عَن أَنَسِ بْنِ مَالِكٍ قَالَ: بَيْنَمَا نَحْنُ فِي الْمَسْجِدِ مَعَ رَسُولِ اللهِ صَلَّى اللهُ عَلَيْهِ وَسَلَّمَ. إِذْ جَاءَ أَعْرَابِيٌّ فَقَامَ يَبُولُ فِي الْمَسْجِدِ، فَقَالَ أَصْحَابُ رَسُولِ اللهِ صَلَّى اللهُ عَلَيْهِ وَسَلَّمَ: مَهْ مَهْ، قَالَ: قَالَ رَسُولُ اللهِ صَلَّى اللهُ عَلَيْهِ وَسَلَّمَ: «لَا تُزْرِمُوهُ دَعُوهُ» فَتَرَكُوهُ حَتَّى بَالَ، ثُمَّ إِنَّ رَسُولَ اللهِ صَلَّى اللهُ عَلَيْهِ وَسَلَّمَ دَعَاهُ فَقَالَ لَهُ: «إِنَّ هَذِهِ الْمَسَاجِدَ لَا تَصْلُحُ لِشَيْءٍ مِنْ هَذَا الْبَوْلِ، وَلَا الْقَذَرِ إِنَّمَا هِيَ لِذِكْرِ اللهِ عَزَّ وَجَلَّ، وَالصَّلَاةِ وَقِرَاءَةِ الْقُرْآنِ».

 

“Dari Anas bin Malik ia berkata: Ketika kami sedang di masjid bersama Rasulullah shallallahu alaihi wasallam, tiba tiba datang seorang Arab gunung lalu kencing di masjid : Sahabat sahabat Rasulullah shallallahu alaihi wasallam berkata: Mah , mah (ungkapan untuk rasa tidak senang). ia (Anas) berkata: Rasulullah shallallahu alaihi wasallam berkata: Jangan engkau putuskan dia, biarkan dia, maka mereka membiar kannya hingga ia (selesai) kencing.
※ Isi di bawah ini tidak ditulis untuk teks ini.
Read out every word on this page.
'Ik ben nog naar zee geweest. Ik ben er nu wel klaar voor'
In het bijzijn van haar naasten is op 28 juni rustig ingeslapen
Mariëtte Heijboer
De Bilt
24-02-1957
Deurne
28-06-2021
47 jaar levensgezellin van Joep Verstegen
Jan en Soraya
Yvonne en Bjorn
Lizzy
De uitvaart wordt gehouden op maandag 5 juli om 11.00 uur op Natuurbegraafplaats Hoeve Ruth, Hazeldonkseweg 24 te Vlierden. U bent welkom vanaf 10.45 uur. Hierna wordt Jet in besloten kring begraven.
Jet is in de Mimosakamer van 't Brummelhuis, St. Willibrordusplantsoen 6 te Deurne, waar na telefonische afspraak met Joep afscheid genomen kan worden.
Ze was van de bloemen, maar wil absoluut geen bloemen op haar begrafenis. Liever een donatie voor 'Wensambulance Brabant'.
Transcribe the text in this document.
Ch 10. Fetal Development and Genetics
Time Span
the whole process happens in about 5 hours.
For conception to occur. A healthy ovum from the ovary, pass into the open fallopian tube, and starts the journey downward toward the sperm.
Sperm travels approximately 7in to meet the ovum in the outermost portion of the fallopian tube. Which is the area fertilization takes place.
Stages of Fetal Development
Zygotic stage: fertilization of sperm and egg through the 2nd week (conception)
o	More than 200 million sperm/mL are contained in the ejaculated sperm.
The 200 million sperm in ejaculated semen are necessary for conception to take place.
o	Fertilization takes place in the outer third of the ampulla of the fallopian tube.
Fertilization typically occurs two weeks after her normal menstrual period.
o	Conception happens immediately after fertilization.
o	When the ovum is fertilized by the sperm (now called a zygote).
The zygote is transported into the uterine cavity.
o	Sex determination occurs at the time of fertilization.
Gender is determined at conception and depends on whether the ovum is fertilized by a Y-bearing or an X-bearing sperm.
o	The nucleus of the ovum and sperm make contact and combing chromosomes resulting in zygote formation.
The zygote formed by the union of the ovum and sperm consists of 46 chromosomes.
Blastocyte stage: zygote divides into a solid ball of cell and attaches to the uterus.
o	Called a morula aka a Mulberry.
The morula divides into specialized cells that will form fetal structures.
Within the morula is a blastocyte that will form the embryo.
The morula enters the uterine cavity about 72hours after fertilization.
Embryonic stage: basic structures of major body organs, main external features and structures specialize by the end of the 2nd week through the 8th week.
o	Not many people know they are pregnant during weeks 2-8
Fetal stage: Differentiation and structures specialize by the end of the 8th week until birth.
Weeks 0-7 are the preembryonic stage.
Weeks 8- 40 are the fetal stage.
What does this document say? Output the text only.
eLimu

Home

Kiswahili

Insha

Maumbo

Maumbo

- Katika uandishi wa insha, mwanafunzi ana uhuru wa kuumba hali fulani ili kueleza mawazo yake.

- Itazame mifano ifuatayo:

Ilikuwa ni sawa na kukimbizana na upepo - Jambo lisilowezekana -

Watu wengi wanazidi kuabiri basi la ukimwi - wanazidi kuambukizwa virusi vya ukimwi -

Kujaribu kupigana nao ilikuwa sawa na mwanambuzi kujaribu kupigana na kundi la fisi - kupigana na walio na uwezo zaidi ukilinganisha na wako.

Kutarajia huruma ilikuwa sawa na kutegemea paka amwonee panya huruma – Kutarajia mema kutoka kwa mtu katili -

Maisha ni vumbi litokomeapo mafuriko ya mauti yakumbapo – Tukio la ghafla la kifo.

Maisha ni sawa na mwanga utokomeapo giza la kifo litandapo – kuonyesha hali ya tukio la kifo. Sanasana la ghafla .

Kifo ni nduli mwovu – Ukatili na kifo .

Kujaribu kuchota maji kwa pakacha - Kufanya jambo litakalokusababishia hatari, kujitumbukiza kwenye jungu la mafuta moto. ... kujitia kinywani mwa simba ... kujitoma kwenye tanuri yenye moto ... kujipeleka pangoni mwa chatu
Kemudian Rasulullah shallallahu alaihi wasallam memanggilnya dan berkata kepadanya: Sesungguhnya masjid ini tidak boleh untuk kencing dan kotoran, tidak lain masjid ini hanya untuk dzikrullah Azza wa Jalla, shalat dan membaca al-Qur`an” (HR Muslim).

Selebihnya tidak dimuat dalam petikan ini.